La larga trayectoria política de Juan Mari Bandrés se agota justamente cuando se cumple el mayor de sus sueños y nos deja, como hubiera querido, en un Euskadi libre de violencia, al que dedicó los mejores años de su vida, siempre en favor de que los hombres y mujeres de su territorio, alcanzaran verdaderamente sus sueños de libertad.
Debido a su forzoso retiro, puede que resulte para los jóvenes un perfecto desconocido, pero su lucha data de aquellos años oscuros de la dictadura, en que no era fácil decantarse por un camino de justicia y la vida quedaba condicionada para siempre, si tenías el atrevimiento de salir del redil.
Su actuación como abogado defensor de Mario Onaindía, en el famoso Juicio de Burgos, ya le valió la desafección de un régimen, que juzgaba en causas sumarísimas a sus opositores, en tribunales militares, condenándolos de antemano, en algunos casos como éste, a muerte, sin la menor duda razonable que pudiera probar su inocencia.
No había entonces demasiados abogados valientes, dispuestos a sacrificar su trayectoria profesional para colocarse al lado de lo justo y las vicisitudes que rodeaban las puertas cerradas donde se decidía la suerte de los encausados, no era plato de gusto para quien decidía tomar este sendero y repercutía gravemente en su vida personal, poniéndolo en el punto de mira de un férreo aparato policial ,deseoso de llenar las cárceles de supuestos enemigos de su nefasta ideología.

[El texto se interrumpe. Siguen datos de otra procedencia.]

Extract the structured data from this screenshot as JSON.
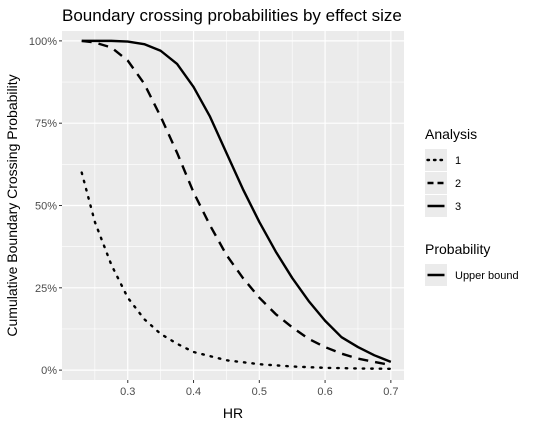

Una vez instalada la democracia, Bandrés fundó en Euskadi un partido de izquierdas (Euskadiko Esquerra) y empezó a dedicar su tiempo a tratar de convencer a los miembros de Eta, de que continuar su camino de violencia carecía de sentido en un arco político en el que tenía cabida cualquiera de las reivindicaciones territoriales que quisieran llevarse al Parlamento, incluidas las favorables al independentismo, tan reclamadas desde los dominios de los abertzales.
Consiguió reinsertar a los miembros de ETA político militar en la sociedad y se convirtió a partir de entonces, en un nuevo enemigo de las viejas glorias etarras, que no estaban dispuestas a renunciar al terror que causaban sus innumerables atentados, ni a la importante fuente de ingresos que representaban las recaudaciones del impuesto revolucionario y el pago por los secuestros realizados, a lo largo y ancho del país.
Decepcionado por su impotencia para terminar con la lacra social que representaba para su pueblo un bastión de guerrilla instalado en los mismos cimientos de la vieja Europa y aunque nunca renunció a la esperanza de ver cumplido su sueño, su vida derivó hacia la defensa de los derechos humanos y por ello, fue reconocido, en innumerables ocasiones.
La grandeza de Juán Mari Bandrés estribó en la simplicidad de su postura humilde, a pesar de ser una figura política de primer orden, antes, durante y después de la transición. Su falta de ambición y su demostrado interés por asuntos íntimamente relacionados con los más desfavorecidos, probablemente le privaron de la importancia real que su valía personal merecía y le relegaron a un segundo plano, lejos de los fastos y el boato en el que se movían otros mucho más interesados en alcanzar el poder y menos en obtener el bienestar de las mayorías.
Perdemos con su marcha a un hombre bueno, cuyo nombre ha quedado enterrado entre otros muchos que con él, contribuyeron desinteresadamente a mejorar la vida de sus conciudadanos, aportando lo mejor que tenían, sin exigir a cambio esas prebendas tan de moda, que ahora reclaman los políticos de turno como pago de sus desastrosos servicios.
La lucha entonces era cuestión de ideología y bastaba y sobraba con la satisfacción de poder aportar un grano de arena a la construcción de un futuro mejor para todos nosotros.
Esperemos que su enfermedad le haya permitido tener la satisfacción de marchar, sabiendo que a su tierra llegaba al fin la paz, por la que tanto dio, durante sus años en activo. Nadie la mereció más que él.